There is a myth surrounding the rich in America. That this group remains constant over time, that we have a caste system in the United States that is as rigid as it is dependable. When times get tough we invariably turn on the rich, increase their taxes in a bid to help us out of our despair.
This same myth extends to the mobility of the rich; the idea that if local taxes increase that people in the affected brackets will simply relocate and protect their assets.
Both perspectives are too simplistic for America.
There is income mobility in the United States, several studies have shown consistent results that people in lower income levels increase their positions while a substantial portion from the higher income levels loose their relative comforts.
• The Federal Reserve Bank of Dallas in 1995 reported that nearly 75 percent of those in the lower income bracket moved up in income range between 1975 and 1991, and 40 percent in the top level income range moved down several notches in the same period.

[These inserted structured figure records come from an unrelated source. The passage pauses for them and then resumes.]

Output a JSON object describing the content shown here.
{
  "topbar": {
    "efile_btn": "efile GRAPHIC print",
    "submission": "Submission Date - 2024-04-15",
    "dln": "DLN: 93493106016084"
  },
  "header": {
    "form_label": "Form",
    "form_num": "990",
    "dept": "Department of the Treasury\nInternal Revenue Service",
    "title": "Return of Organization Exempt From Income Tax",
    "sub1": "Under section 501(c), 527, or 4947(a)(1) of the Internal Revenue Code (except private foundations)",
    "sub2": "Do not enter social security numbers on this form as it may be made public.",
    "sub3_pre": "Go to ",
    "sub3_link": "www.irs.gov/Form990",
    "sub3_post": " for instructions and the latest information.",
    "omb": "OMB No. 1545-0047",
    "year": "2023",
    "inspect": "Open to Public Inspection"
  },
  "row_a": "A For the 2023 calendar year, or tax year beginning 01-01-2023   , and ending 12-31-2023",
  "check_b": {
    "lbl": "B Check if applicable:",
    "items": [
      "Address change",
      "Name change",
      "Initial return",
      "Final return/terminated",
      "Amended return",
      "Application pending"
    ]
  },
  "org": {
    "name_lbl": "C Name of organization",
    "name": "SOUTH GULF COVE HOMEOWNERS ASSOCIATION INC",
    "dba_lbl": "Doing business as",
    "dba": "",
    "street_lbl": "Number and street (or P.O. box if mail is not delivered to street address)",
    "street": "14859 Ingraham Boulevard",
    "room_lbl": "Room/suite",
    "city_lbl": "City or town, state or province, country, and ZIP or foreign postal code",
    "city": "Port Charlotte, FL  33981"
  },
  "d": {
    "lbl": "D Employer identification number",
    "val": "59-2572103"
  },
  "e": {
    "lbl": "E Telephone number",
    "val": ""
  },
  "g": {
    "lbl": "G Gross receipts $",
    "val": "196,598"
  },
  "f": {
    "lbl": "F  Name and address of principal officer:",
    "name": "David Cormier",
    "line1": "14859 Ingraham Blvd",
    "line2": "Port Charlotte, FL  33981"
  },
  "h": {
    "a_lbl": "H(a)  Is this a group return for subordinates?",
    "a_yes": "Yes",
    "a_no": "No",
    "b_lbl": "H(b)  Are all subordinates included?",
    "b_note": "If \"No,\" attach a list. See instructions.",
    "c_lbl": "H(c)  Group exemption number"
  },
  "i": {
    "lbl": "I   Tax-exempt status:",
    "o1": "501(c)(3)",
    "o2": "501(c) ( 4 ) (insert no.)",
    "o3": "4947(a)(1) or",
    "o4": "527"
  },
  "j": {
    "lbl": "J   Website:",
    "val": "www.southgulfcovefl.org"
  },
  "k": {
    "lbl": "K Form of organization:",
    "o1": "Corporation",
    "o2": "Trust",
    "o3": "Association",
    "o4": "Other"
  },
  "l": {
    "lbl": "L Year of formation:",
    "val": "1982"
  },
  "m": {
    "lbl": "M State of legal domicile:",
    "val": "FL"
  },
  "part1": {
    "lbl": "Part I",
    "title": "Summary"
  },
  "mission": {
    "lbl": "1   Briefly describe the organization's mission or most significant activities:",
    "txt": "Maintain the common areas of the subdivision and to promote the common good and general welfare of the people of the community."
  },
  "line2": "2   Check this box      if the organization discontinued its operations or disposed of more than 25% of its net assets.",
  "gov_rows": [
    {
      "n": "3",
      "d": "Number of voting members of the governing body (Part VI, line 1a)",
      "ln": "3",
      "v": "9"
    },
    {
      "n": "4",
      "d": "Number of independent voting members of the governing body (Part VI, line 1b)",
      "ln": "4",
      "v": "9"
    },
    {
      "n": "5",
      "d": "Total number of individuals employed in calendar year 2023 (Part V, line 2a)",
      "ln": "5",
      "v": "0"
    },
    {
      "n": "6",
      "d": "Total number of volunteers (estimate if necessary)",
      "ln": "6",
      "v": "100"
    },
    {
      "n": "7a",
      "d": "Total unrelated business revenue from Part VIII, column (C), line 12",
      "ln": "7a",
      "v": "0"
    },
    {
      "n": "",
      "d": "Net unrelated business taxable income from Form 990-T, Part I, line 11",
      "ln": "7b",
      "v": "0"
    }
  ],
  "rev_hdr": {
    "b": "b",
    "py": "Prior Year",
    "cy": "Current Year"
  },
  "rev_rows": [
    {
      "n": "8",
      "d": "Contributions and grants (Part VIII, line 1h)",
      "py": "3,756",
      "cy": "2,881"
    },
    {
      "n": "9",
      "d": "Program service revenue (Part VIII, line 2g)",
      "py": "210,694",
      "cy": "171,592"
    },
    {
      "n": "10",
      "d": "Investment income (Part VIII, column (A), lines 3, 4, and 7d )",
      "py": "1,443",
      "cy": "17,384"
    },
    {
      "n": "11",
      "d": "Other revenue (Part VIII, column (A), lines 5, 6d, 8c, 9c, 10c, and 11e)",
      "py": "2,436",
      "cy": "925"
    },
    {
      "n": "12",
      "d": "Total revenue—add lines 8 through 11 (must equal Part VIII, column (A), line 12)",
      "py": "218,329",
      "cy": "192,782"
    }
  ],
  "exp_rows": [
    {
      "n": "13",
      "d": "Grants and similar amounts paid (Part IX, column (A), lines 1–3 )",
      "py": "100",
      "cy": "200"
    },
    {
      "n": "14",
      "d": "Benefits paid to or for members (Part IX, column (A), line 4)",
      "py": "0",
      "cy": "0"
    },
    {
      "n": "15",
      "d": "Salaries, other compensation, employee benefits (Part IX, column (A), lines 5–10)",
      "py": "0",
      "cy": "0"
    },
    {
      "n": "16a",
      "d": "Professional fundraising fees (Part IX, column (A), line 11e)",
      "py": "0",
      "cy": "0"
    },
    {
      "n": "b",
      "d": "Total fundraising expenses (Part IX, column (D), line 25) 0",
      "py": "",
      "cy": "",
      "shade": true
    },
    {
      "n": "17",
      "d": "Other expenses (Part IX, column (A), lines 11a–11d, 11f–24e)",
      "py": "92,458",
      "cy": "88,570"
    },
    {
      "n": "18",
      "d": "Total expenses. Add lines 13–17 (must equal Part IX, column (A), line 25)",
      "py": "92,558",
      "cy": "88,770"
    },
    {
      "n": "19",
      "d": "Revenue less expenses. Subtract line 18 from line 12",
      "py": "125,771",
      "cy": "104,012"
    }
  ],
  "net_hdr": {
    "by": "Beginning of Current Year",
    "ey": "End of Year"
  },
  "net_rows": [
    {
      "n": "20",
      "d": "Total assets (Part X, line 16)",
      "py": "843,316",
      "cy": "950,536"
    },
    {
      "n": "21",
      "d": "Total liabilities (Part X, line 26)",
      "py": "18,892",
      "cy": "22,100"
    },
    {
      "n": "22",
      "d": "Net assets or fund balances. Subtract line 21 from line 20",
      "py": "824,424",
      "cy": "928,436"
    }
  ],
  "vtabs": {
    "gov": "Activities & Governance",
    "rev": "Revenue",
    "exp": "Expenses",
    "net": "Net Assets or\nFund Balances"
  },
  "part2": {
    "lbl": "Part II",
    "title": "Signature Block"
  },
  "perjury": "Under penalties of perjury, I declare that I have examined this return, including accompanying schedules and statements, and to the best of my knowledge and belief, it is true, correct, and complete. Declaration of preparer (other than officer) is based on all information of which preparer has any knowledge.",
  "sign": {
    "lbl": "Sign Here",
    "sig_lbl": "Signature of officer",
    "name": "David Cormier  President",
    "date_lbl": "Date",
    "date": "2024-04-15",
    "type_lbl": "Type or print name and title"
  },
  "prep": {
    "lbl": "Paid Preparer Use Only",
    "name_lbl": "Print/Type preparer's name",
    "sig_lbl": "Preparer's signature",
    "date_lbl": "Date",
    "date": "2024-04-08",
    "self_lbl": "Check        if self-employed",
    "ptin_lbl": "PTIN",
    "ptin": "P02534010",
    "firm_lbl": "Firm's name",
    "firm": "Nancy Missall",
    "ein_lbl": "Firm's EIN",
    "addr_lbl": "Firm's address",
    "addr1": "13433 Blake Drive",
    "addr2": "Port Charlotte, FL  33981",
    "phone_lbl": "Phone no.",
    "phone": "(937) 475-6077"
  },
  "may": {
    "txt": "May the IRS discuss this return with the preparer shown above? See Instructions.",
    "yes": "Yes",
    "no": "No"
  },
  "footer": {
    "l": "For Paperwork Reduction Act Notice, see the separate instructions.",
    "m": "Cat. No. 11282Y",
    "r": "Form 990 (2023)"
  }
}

• In 1996 the Urban Institute study demonstrated that Americans are very mobile between income ranges, with estimates from 25 percent to 40 percent in a single year.
• The 2000 Economic Policy Institute report showed that 60 percent of Americans in the lowest income range in 1969 moved to higher income brackets by 1996, and over 61 percent in the highest income ranges moved downward during the same period.
While Governor Paterson and Mayor Bloomberg fret over the cause and effect of increasing taxes and the potential for the rich to pack up and leave New York. The real concern should be if increasing taxes on the rich will stifle growth and push ambitious individuals to pursue their dreams elsewhere.